How many times have we heard variations of the following soundbites from enterprising political candidates: “My business experience has prepared me to be an effective leader.” “Because of my business experience, I know how to balance a budget, not spend more money than I have, and create jobs.” “It’s time to apply good business practices to Washington.” Etcetera. Etcetera. Voters could recite them as thoughtlessly as a child singing an advertisement jingle.
Yet, for all the repetition, these statements are hardly scrutinized. Part of the reason is because it’s difficult. What does it mean to be a “better” politician or even a successful one? That’s as subjective a question as one can ask in politics.
However, political science can answer the question, “Are business people more likely to get elected?”
According to two Pew Research studies conducted in June 2011 and May 2014, a plurality of Americans answered that a candidate with business leadership experience would not make them more or less likely to vote for them. In short, a plurality of Americans don’t really care about business experience when picking their politicians.
But do business people make good politicians?
First, to speak of business monolithically is nonsense. For example, Leftists sometimes treat “business” as a scapegoat, but it’s rightly pointed out that some businesses have nothing to do with each other.
To blame, for example, the 2008 global financial crisis on “business” is -- besides unhelpful -- a gross generalization. What does a mom and pop store in a small town have to do with traders on Wall Street? In short, close to nothing.
Being the owner of a restaurant is certainly much different than being the owner of a 100-person technology company, and even further from being a Fortune 500 CEO. So preachers of the notion that businesspeople make better public servants are at least committing the same crass mistake as dogmatic anti-business types.
At this point, only a historical perspective can make an attempt at the truth.
The only person to go from the private sector straight to the White House without any prior political experience was Herbert Hoover, the man who -- perhaps unjustly -- was blamed by Americans for leading them into the Great Depression.
The only president to have an MBA was George W. Bush, who -- almost needless to say -- will be remembered for 2 wars and economic policies that preceded the Great Recession. He was also the only CEO (Texas Rangers Baseball Club) to become president.
However, there do exist opposing anecdotes.
Mitt Romney went from CEO to popular governor of Massachusetts.
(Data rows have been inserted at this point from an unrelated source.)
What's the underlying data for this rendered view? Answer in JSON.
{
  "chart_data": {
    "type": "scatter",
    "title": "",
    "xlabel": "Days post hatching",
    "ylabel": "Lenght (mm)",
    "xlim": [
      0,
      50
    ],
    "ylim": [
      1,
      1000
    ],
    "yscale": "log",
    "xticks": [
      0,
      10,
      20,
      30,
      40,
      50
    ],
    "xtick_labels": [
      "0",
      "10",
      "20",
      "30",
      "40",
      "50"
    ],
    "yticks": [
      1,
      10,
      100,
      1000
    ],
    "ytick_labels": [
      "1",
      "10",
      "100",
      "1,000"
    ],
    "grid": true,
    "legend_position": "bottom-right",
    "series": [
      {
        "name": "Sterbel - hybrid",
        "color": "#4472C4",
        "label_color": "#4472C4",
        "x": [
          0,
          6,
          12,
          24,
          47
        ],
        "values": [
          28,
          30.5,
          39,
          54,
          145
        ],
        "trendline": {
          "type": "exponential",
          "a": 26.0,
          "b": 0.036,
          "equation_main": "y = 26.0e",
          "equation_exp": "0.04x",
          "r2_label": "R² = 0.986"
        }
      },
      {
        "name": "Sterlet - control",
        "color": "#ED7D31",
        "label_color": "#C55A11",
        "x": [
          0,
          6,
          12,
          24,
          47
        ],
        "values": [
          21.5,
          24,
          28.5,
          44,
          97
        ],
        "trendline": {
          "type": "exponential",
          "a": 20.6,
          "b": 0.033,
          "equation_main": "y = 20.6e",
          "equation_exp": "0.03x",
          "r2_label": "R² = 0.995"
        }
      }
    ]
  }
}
Michael Bloomberg went from CEO to 3-term mayor of New York City (though the jury is out on whether NYC is better for it). Mark Warner was a telecommunications executive before becoming governor of Virginia and is now a U.S. senator.
In short, there does not appear to be a correlation between having business savvy and political prowess.
If you won’t take it from me, then take from Jon Corzine, former senator and governor of New Jersey and former CEO of Goldman Sachs. After he was ousted from office by Chris Christie, Corzine had this to say to Newsweek:
"The idea that you're accountable to a bottom line and to a payroll in managing a business—it gives voters the confidence that you have the right skills . But it's 20,000 people versus 9 million. I don't think candidates get the scale and scope of what governing is. You don't have the flexibility you imagined. There's no exact translation.”
Perhaps what determines a good business-executive-turned-politician versus a mediocre (or awful) one is the personality and character that got him or her to the executive position in the first place.
Those same enterprising candidates like to remind voters that the Founders did not intend for the country to be run by a class of “career politicians.” But all that means is that a truly representative American political system would have politicians who are business people as well as soldiers, teachers, laborers, farmers, and students. None of these backgrounds are necessarily superior to one another.
In short, American democracy is not a business (yet) and it shouldn’t be run like one either.